Last night, during the Lakers-Clips game, I stumbled upon something wondrous. I think it's been around for a while now - maybe this season, maybe last - I haven't watched enough Lakers to know. Anyway, it's called Courtside Live, and it's an alternate broadcast shown on the other Fox Sports Net channel. It's the game beamed to you from a handheld video camera positioned at court level. That's it. There are no commentaries, hardly any commercial breaks, no obnoxious time-out music. This is cinema verite sports ladies and gents, and it should be the future.
By providing an unvarnished view of the game, without any slam-cut edits, Courtside Live allows you to feel the ebb and flow, the real pacing of a professional baskeball game. It's kind of like watching a movie before the editors have grabbed the raw footage; instead of the freneticism of the usual broadcast, you feel the downtime, the way the players huff and puff on the sidelines and try to regenerate themselves before stepping back out onto the floor. There's a lot of attention paid to the benches and it's a revelation; last night, you saw the players on the Laker bench try to psych themselves up with playful nudges and smack talk. Or Clipper guard Sam Cassell, holding a giant ice pack on his bald pate to cool himself off and re-group.
It feels more like a "you are there" broadcast; Courtside Live shows all of the goofy fan participant time-out games, and most important, the Laker Girls and their tight torsos.
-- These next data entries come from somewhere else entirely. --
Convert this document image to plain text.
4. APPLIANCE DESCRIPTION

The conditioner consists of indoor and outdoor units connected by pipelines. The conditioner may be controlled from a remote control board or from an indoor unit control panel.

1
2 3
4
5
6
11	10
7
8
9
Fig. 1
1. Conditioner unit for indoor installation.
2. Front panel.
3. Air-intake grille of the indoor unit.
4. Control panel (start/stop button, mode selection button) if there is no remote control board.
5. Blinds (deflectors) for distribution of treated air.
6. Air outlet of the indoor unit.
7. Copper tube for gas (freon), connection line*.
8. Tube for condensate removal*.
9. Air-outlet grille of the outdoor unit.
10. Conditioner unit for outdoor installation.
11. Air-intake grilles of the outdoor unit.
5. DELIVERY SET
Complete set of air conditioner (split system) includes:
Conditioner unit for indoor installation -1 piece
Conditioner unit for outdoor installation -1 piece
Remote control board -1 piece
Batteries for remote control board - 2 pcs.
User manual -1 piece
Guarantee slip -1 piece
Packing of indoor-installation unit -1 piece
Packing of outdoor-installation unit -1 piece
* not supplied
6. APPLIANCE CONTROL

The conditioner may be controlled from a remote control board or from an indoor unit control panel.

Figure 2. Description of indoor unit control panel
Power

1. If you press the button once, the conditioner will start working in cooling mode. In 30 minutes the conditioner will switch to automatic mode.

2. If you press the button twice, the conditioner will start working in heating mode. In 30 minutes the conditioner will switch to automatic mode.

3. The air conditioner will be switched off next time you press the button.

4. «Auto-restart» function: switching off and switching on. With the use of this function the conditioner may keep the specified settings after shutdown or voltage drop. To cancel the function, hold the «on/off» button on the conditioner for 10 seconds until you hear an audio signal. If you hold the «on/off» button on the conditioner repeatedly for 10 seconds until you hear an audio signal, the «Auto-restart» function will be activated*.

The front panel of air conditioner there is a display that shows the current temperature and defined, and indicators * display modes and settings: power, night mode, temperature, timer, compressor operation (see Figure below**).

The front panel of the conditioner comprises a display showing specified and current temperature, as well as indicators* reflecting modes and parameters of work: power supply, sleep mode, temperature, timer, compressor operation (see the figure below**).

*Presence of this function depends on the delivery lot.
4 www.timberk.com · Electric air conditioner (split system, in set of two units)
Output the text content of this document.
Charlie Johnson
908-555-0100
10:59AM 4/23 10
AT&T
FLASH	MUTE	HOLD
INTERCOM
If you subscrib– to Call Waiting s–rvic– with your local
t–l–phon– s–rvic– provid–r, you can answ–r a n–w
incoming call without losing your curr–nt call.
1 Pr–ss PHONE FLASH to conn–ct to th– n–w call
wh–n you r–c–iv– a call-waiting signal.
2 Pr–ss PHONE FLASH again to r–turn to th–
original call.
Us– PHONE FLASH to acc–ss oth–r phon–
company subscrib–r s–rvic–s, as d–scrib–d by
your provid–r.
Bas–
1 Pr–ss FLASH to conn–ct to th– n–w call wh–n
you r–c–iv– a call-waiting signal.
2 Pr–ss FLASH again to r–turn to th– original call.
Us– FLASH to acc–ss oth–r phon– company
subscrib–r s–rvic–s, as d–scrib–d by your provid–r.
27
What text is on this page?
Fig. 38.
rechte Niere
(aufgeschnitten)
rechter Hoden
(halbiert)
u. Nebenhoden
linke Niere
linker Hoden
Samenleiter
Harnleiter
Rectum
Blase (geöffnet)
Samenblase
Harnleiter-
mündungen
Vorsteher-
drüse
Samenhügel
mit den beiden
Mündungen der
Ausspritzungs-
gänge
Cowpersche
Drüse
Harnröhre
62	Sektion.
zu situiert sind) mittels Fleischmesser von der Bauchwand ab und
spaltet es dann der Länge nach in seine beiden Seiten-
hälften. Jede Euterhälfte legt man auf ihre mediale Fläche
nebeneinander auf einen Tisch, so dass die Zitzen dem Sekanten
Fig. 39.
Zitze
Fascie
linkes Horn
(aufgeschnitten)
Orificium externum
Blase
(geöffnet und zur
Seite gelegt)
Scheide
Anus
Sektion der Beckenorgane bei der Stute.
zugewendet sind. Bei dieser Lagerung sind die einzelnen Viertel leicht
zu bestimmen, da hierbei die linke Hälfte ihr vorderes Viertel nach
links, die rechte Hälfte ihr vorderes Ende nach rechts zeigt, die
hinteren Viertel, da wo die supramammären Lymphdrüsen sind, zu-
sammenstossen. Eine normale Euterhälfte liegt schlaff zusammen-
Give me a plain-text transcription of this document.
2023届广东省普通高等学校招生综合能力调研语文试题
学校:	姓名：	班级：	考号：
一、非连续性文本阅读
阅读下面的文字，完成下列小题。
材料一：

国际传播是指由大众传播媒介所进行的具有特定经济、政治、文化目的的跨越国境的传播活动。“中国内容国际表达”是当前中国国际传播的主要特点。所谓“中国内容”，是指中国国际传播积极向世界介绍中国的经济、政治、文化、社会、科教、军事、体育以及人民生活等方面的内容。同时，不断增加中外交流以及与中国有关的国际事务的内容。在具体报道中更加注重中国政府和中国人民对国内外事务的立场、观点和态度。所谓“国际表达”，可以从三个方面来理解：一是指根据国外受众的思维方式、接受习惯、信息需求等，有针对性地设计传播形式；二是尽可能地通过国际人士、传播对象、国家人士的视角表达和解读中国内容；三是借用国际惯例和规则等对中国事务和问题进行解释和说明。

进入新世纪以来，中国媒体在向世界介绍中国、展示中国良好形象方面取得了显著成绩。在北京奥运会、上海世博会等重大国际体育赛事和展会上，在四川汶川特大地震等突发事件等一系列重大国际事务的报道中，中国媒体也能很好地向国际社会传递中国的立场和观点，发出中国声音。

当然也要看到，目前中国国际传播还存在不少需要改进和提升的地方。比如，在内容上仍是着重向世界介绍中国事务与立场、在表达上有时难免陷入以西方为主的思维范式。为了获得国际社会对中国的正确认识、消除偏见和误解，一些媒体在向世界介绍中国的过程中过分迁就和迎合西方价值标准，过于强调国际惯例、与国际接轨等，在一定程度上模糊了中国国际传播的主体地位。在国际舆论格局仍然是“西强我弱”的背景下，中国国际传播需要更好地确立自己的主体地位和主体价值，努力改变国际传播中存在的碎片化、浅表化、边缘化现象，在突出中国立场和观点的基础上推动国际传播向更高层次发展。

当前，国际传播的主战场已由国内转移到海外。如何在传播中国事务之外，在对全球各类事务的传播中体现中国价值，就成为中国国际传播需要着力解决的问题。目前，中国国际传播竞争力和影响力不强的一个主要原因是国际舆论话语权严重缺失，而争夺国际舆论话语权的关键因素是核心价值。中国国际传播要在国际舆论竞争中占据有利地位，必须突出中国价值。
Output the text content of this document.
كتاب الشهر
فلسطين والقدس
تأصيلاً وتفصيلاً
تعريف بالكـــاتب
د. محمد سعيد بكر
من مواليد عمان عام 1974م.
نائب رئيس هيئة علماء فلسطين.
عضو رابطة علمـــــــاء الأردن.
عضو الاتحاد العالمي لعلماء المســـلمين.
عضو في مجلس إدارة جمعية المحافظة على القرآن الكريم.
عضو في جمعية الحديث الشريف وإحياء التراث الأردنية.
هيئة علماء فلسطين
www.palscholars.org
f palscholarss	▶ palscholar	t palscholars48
You can hear the arena announcer thanking Jack In The Box for its support, or offering two tacos for each fan as a Laker win premium (even though the Clippers played, it was officially a Laker home game). It was, in a word (or two) way cool, as if Fredric Wiseman had decided to direct sports instead of interminably long documentaries about mental institutions. There's only a handful of regular season games left; do check it out if you can.